Tuesday 6 July 2010

The words in the picture

When I got around to reviewing the photos I took during my visit to Bristol last week, I came across this one, taken at a bus stop shelter not far from Temple Meads station, as I walked into the city centre.


It's a fashion store ad. graffiti'd with a statement which mocks the pretensions of the marketing mind behind the cool image of a trendy young woman of androgynous tendencies. I snapped the image without pausing to examine it at close range to find out  if the top side graffiti was additional or part of the ad. image. 'I am not who you think I am'  is the title of a 1999 American novel for young adults by Peg Kehret, also a song by Bryan Adams, so it might have been an esoteric cultural cross reference beyond my understanding. However the middle strip containing the punch-line seems to be in the same hand as the rest, so it stands as a later addition. It reads 'I'm Alan Shearer' - famous retired English footballer and TV footie pundit.

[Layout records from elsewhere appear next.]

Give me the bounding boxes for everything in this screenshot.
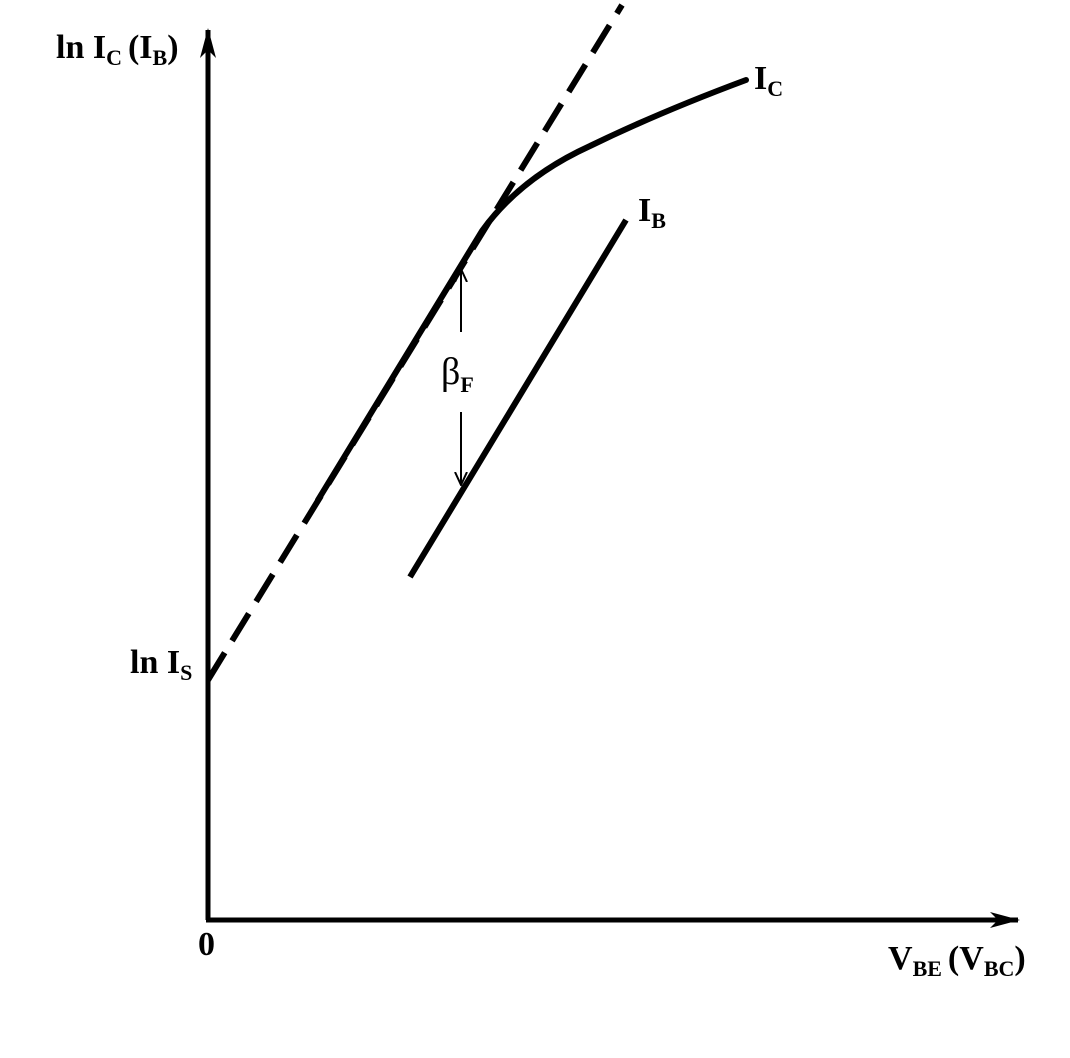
ib-label: IB [638, 192, 666, 233]
ib-line [407, 218, 629, 579]
x-axis-label: VBE (VBC) [888, 940, 1026, 981]
ic-curve [315, 77, 749, 503]
beta-f-label: βF [441, 351, 474, 397]
intercept-label: ln IS [130, 644, 192, 685]
y-axis-label: ln IC (IB) [56, 29, 179, 70]
origin-label: 0 [198, 926, 215, 963]
ic-label: IC [754, 60, 783, 101]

It made me laugh, and I'm not a football fan. I've managed to get through the World Cup telethon thus far without seeing a match or enduring more than a few minutes worth of those excruciating banale discussions by members of the sporting commentariat. I must confess, however, to my delight in Lynne Truss' hilarious daily audio blog contribution to Radio 4's Today World Cup News effort.

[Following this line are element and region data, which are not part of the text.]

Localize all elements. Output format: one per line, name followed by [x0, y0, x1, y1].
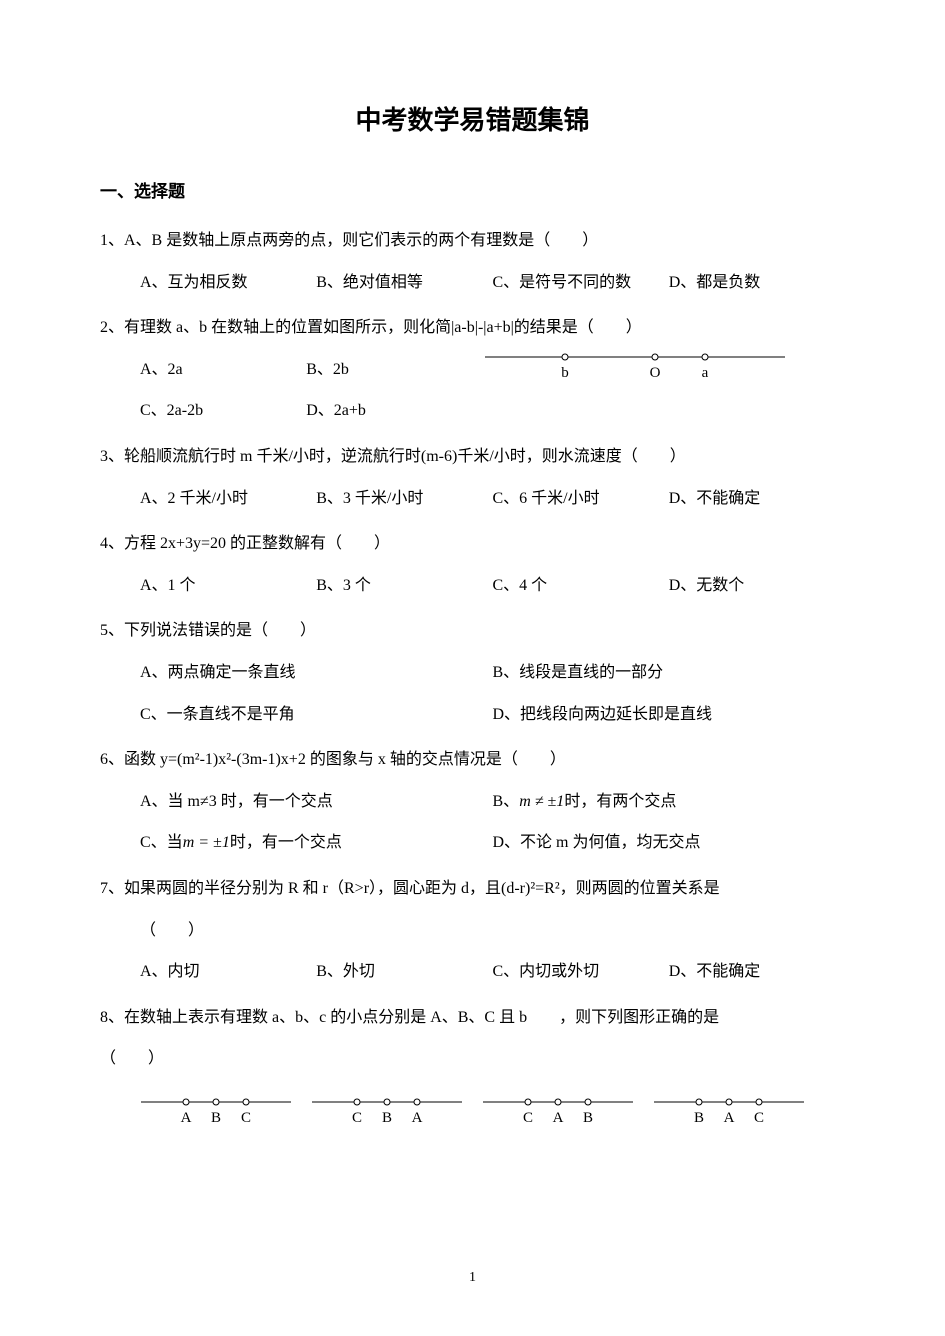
question-3: 3、轮船顺流航行时 m 千米/小时，逆流航行时(m-6)千米/小时，则水流速度（…: [100, 436, 845, 519]
number-line-icon: BAC: [654, 1090, 804, 1128]
q2-opt-a: A、2a: [140, 349, 306, 391]
q7-opt-d: D、不能确定: [669, 951, 845, 993]
svg-text:A: A: [180, 1110, 191, 1126]
q6-b-prefix: B、: [493, 793, 520, 810]
svg-text:B: B: [382, 1110, 392, 1126]
question-7: 7、如果两圆的半径分别为 R 和 r（R>r），圆心距为 d，且(d-r)²=R…: [100, 868, 845, 993]
q4-opt-a: A、1 个: [140, 565, 316, 607]
question-6: 6、函数 y=(m²-1)x²-(3m-1)x+2 的图象与 x 轴的交点情况是…: [100, 739, 845, 864]
q8-diagrams: ABC CBA CAB BAC: [100, 1080, 845, 1145]
number-line-icon: A B C: [141, 1090, 291, 1128]
q1-opt-a: A、互为相反数: [140, 262, 316, 304]
page-number: 1: [469, 1270, 476, 1286]
q8-diagram-0: A B C: [141, 1090, 291, 1145]
svg-text:B: B: [583, 1110, 593, 1126]
svg-text:C: C: [523, 1110, 533, 1126]
q1-options: A、互为相反数 B、绝对值相等 C、是符号不同的数 D、都是负数: [100, 262, 845, 304]
q1-opt-d: D、都是负数: [669, 262, 845, 304]
q4-options: A、1 个 B、3 个 C、4 个 D、无数个: [100, 565, 845, 607]
q5-opt-b: B、线段是直线的一部分: [493, 652, 846, 694]
q6-options: A、当 m≠3 时，有一个交点 B、m ≠ ±1时，有两个交点 C、当m = ±…: [100, 781, 845, 864]
svg-text:B: B: [211, 1110, 221, 1126]
q6-b-suffix: 时，有两个交点: [564, 793, 676, 810]
svg-text:A: A: [724, 1110, 735, 1126]
q4-opt-c: C、4 个: [493, 565, 669, 607]
q4-opt-b: B、3 个: [316, 565, 492, 607]
q6-c-math: m = ±1: [183, 834, 230, 851]
number-line-icon: CAB: [483, 1090, 633, 1128]
q6-b-math: m ≠ ±1: [519, 793, 564, 810]
q5-opt-c: C、一条直线不是平角: [140, 694, 493, 736]
question-8: 8、在数轴上表示有理数 a、b、c 的小点分别是 A、B、C 且 b ，则下列图…: [100, 997, 845, 1145]
q3-opt-c: C、6 千米/小时: [493, 478, 669, 520]
q1-opt-c: C、是符号不同的数: [493, 262, 669, 304]
q2-opt-c: C、2a-2b: [140, 390, 306, 432]
q5-opt-d: D、把线段向两边延长即是直线: [493, 694, 846, 736]
q7-opt-b: B、外切: [316, 951, 492, 993]
q6-c-prefix: C、当: [140, 834, 183, 851]
q8-diagram-3: BAC: [654, 1090, 804, 1145]
svg-text:C: C: [241, 1110, 251, 1126]
q7-text-line1: 7、如果两圆的半径分别为 R 和 r（R>r），圆心距为 d，且(d-r)²=R…: [100, 868, 845, 910]
q7-options: A、内切 B、外切 C、内切或外切 D、不能确定: [100, 951, 845, 993]
q2-opt-b: B、2b: [306, 349, 472, 391]
svg-text:A: A: [411, 1110, 422, 1126]
q8-diagram-1: CBA: [312, 1090, 462, 1145]
q6-opt-a: A、当 m≠3 时，有一个交点: [140, 781, 493, 823]
q2-options: A、2a B、2b C、2a-2b D、2a+b: [100, 349, 473, 432]
q7-opt-c: C、内切或外切: [493, 951, 669, 993]
q6-text: 6、函数 y=(m²-1)x²-(3m-1)x+2 的图象与 x 轴的交点情况是…: [100, 739, 845, 781]
q3-opt-a: A、2 千米/小时: [140, 478, 316, 520]
q6-c-suffix: 时，有一个交点: [230, 834, 342, 851]
section-header: 一、选择题: [100, 177, 845, 202]
q1-opt-b: B、绝对值相等: [316, 262, 492, 304]
svg-text:A: A: [553, 1110, 564, 1126]
q4-opt-d: D、无数个: [669, 565, 845, 607]
svg-text:O: O: [650, 365, 661, 381]
q2-text: 2、有理数 a、b 在数轴上的位置如图所示，则化简|a-b|-|a+b|的结果是…: [100, 307, 845, 349]
q6-opt-d: D、不论 m 为何值，均无交点: [493, 822, 846, 864]
question-1: 1、A、B 是数轴上原点两旁的点，则它们表示的两个有理数是（ ） A、互为相反数…: [100, 220, 845, 303]
q8-text-line2: （ ）: [100, 1038, 845, 1080]
q7-opt-a: A、内切: [140, 951, 316, 993]
q5-opt-a: A、两点确定一条直线: [140, 652, 493, 694]
q8-diagram-2: CAB: [483, 1090, 633, 1145]
q4-text: 4、方程 2x+3y=20 的正整数解有（ ）: [100, 523, 845, 565]
q2-opt-d: D、2a+b: [306, 390, 472, 432]
question-5: 5、下列说法错误的是（ ） A、两点确定一条直线 B、线段是直线的一部分 C、一…: [100, 610, 845, 735]
q3-text: 3、轮船顺流航行时 m 千米/小时，逆流航行时(m-6)千米/小时，则水流速度（…: [100, 436, 845, 478]
svg-text:b: b: [561, 365, 569, 381]
number-line-icon: b O a: [485, 345, 785, 385]
q5-text: 5、下列说法错误的是（ ）: [100, 610, 845, 652]
q3-opt-b: B、3 千米/小时: [316, 478, 492, 520]
svg-text:C: C: [754, 1110, 764, 1126]
q3-options: A、2 千米/小时 B、3 千米/小时 C、6 千米/小时 D、不能确定: [100, 478, 845, 520]
question-2: 2、有理数 a、b 在数轴上的位置如图所示，则化简|a-b|-|a+b|的结果是…: [100, 307, 845, 432]
number-line-icon: CBA: [312, 1090, 462, 1128]
svg-text:C: C: [352, 1110, 362, 1126]
svg-text:a: a: [702, 365, 709, 381]
q3-opt-d: D、不能确定: [669, 478, 845, 520]
q1-text: 1、A、B 是数轴上原点两旁的点，则它们表示的两个有理数是（ ）: [100, 220, 845, 262]
q5-options: A、两点确定一条直线 B、线段是直线的一部分 C、一条直线不是平角 D、把线段向…: [100, 652, 845, 735]
question-4: 4、方程 2x+3y=20 的正整数解有（ ） A、1 个 B、3 个 C、4 …: [100, 523, 845, 606]
q6-opt-c: C、当m = ±1时，有一个交点: [140, 822, 493, 864]
svg-text:B: B: [694, 1110, 704, 1126]
q8-text-line1: 8、在数轴上表示有理数 a、b、c 的小点分别是 A、B、C 且 b ，则下列图…: [100, 997, 845, 1039]
q2-number-line-diagram: b O a: [485, 345, 785, 385]
q7-text-line2: （ ）: [100, 910, 845, 952]
page-title: 中考数学易错题集锦: [100, 100, 845, 137]
q6-opt-b: B、m ≠ ±1时，有两个交点: [493, 781, 846, 823]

What drew my attention to this piece of demotic street wit was its setting - Bristol - home and early artistic canvas of internationally famous graffiti artist Bansky, whose works are visible on several walls around the city. This time last year, Bristol's City Art Gallery hosted an exhibition of Banksy's works which attracted a record quarter of a million visitors in the two months it was open, such is the interest shown in his work by the public.

To my mind, most graffiti has little artistic merit, and is no more than an attention grabbing outlet for bored neglected youngsters. Banksy has shown that street graffiti, irrespective of its graphic merit, can convey powerful social comment, subversive political comment or withering satire. His work makes you look at the everyday world differently, and invites you to question your accepted perceptions and values, and, more often than not, to smile if not laugh out loud at the vanities of this world. My interest in his work means that a walk through Bristol made me look twice at graffiti rather than ignore it.

The words in the picture I snapped may have had nothing to do with Banksy, but they reflect his subversive influence, inviting others to ridicule the vanities and whims of this passing age. Would that contemporary religion was as capable as this of critiquing the culture in which it is embedded.